Authors: Rob Hirst, Dave McCreary, Andy Neill, Chris Connolly, Becky Maxwell / Codes: GP1, SLO10, SLO4, TP2, TP3 / Published: 24/02/2026

Clinical question

Should we pursue higher BP targets in those with acute spinal cord injury?

Title

Early Blood Pressure Targets in Acute Spinal Cord Injury
A Randomized Clinical Trial

Authors

Sajdeya et al. JAMA Network open 2025

Background

Spinal cord injuries are an unfortunately common and life changing injury. Unlike the bony bits which we can fix fairly well we seem to be able to do very little to fix the spinal cord itself. We have tried a number of things over the years including the infamous story of steroids in spinal cord injury. For quite some time now we have tried treating injured cords like injured brains by pursuing a higher perfusing pressure. The idea being that in the injured cord there is disturbed autoregulation and pursuing a CPP type strategy might be helpful in getting perfusion to a vulnerable cord. Typically this has involved ursing a MAP target of 80 instead of the usual 65 for the first week post injury. This has been in guidelines for some time albeit with a low evidence quality. Now we have an actual RCT to help us answer the question

Methods

MCRCT 13 US centres over 6 years

ASIA A, B or C blunt without severe TBI. Remember the ASIA score is like the opposite of your A levels where the higher the grade the worse your spinal cord injury is with an A being a complete and terrible injury

Aimed 85-90 vs 65-70 for 7 days

Blinded assessors though the individual clinicians were aware of the what arm they were in

Multiple agents could be used to get to the BP but understandably noradrenaline very common

Outcome as a change from baseline ASIA at 6 months

Results

Stopped early poor recruitment (powered for only 126)

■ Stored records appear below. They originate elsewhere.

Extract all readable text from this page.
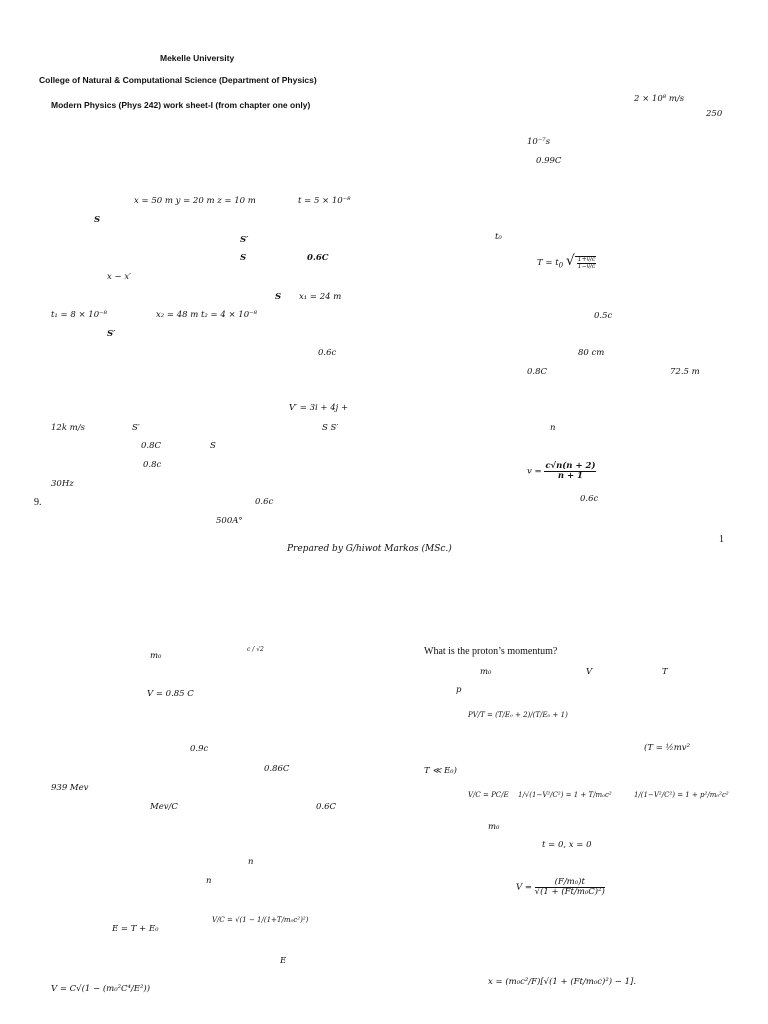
Mekelle University
College of Natural & Computational Science (Department of Physics)
Modern Physics (Phys 242) work sheet-I (from chapter one only)
x = 50 m y = 20 m z = 10 m	t = 5 × 10⁻⁸
S
S′
S	0.6C
x − x′
S x₁ = 24 m
t₁ = 8 × 10⁻⁸	x₂ = 48 m t₂ = 4 × 10⁻⁸
S′
0.6c
V′ = 3i + 4j +
12k m/s	S′	S S′
0.8C	S
0.8c
30Hz
9.	0.6c
500A°
2 × 10⁸ m/s
250
10⁻⁷s
0.99C
t₀
$T = t_0$ √ $\frac{1+v/c}{1-v/c}$
0.5c
80 cm
0.8C	72.5 m
n
$v = \frac{c√n(n + 2)}{n + 1}$
0.6c
1
Prepared by G/hiwot Markos (MSc.)
m₀
c / √2
V = 0.85 C
0.9c
0.86C
939 Mev
Mev/C	0.6C
n
n
E = T + E₀
V/C = √(1 − 1/(1+T/m₀c²)²)
E
V = C√(1 − (m₀²C⁴/E²))
What is the proton’s momentum?
m₀	V	T
p
PV/T = (T/E₀ + 2)/(T/E₀ + 1)
(T = ½mv²
T ≪ E₀)
V/C = PC/E 1/√(1−V²/C²) = 1 + T/m₀c²	1/(1−V²/C²) = 1 + p²/m₀²c²
m₀
t = 0, x = 0
$V = \frac{\text{(F/m₀)t}}{\text{√(1 + (Ft/m₀C)²)}}$
x = (m₀c²/F)[√(1 + (Ft/m₀c)²) − 1].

92 pts 80% male, age 54, 25% ventilated, most ASIA A, 80% cervical

Both groups met their targets in terms of BP and unsurprisingly the conventional group often had MAP above target (i.e. they had a higher MAP unsupported)

No difference in clinical outcomes

Slightly higher safety complications in the higher BP group (that seemed repsiratory so not sure they're real)

Thoughts

I have always been sceptical of this as the initial evidence base to get in the guidelines was always poor. This is probably the best evidence we have so far (though it is still small) which suggests it is not of benefit.